Deer harvested with lead bullets have been shown to result in greater occurrences of bullet fragmentation which can spread great distances from the bullet wound leaving tiny pieces and fragments of the bullet in the tissues of the deer. If not detected during processing, these fragments could remain in the steaks and roasts. This can potentially be an even greater hazard in ground venison. Children under the age of 6 and pregnant women are at the greatest risk from lead exposure.
In order to provide your family with safe, high-quality venison, follow these food safety precautions.
To help protect against lead contamination:
–Consider alternative expanding non-lead ammunition such as cooper or other highweight retention lead bullets, such as bonded bullets.

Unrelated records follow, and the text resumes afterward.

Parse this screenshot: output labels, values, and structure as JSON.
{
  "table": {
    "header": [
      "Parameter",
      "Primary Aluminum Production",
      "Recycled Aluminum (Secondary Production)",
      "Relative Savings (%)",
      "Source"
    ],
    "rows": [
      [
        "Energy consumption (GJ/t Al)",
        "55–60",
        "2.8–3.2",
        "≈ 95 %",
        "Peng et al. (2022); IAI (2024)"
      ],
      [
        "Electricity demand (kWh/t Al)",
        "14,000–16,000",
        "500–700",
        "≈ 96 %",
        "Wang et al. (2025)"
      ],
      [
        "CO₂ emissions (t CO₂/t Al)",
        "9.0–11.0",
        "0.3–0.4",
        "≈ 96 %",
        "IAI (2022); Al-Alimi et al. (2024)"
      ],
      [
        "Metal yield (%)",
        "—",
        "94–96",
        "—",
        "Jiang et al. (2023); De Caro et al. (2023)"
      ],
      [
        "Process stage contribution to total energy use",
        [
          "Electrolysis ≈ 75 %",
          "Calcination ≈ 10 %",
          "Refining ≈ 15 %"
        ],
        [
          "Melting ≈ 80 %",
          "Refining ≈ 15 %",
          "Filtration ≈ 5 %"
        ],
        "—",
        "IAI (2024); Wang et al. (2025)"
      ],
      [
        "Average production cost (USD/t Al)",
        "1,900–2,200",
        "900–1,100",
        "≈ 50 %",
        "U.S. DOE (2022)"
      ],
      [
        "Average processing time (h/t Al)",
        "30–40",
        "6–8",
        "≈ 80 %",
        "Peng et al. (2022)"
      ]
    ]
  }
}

–Practice good hunting skills, aiming for the vitals behind the shoulder, or the neck or the head. Do not shoot a running deer.
–Avoid consuming internal organs such as the heart which may contain extra lead from heart-lung shots.
–Take care to avoid processing any meat with excessive shot damage. Trim a generous distance away from the wound channel and discard any meat that is bruised, discolored or contains hair, dirt, bone fragments or grass.
To help protect against CWD:
— Wear rubber or latex gloves when dressing and processing a deer.
— Do not process or eat venison from a deer that shows signs of CWD.
— Minimize contact with the brain, spinal cord, spleen and lymph nodes, and do not eat this tissue.
–Do not cut through the spinal column except to remove the head. Use a knife or saw for that purpose only. Soak the knife or saw blade in a 50/50 solution of household bleach and water for 1 hour, or dispose of the blade altogether.
–Use separate knives for field dressing and removing the meat from the carcass. Do not use household knives for field dressing. Clean all knives, equipment and cutting surfaces with hot soap and water after use and disinfect with a 50/50 solution of household bleach and water.
— Remove only the meat, do not cut through any bones, and remove all fat and connective tissue before eating or storing the meat. This saves on freezer space and makes it easier to use. Do not stew deer bones for soup stock.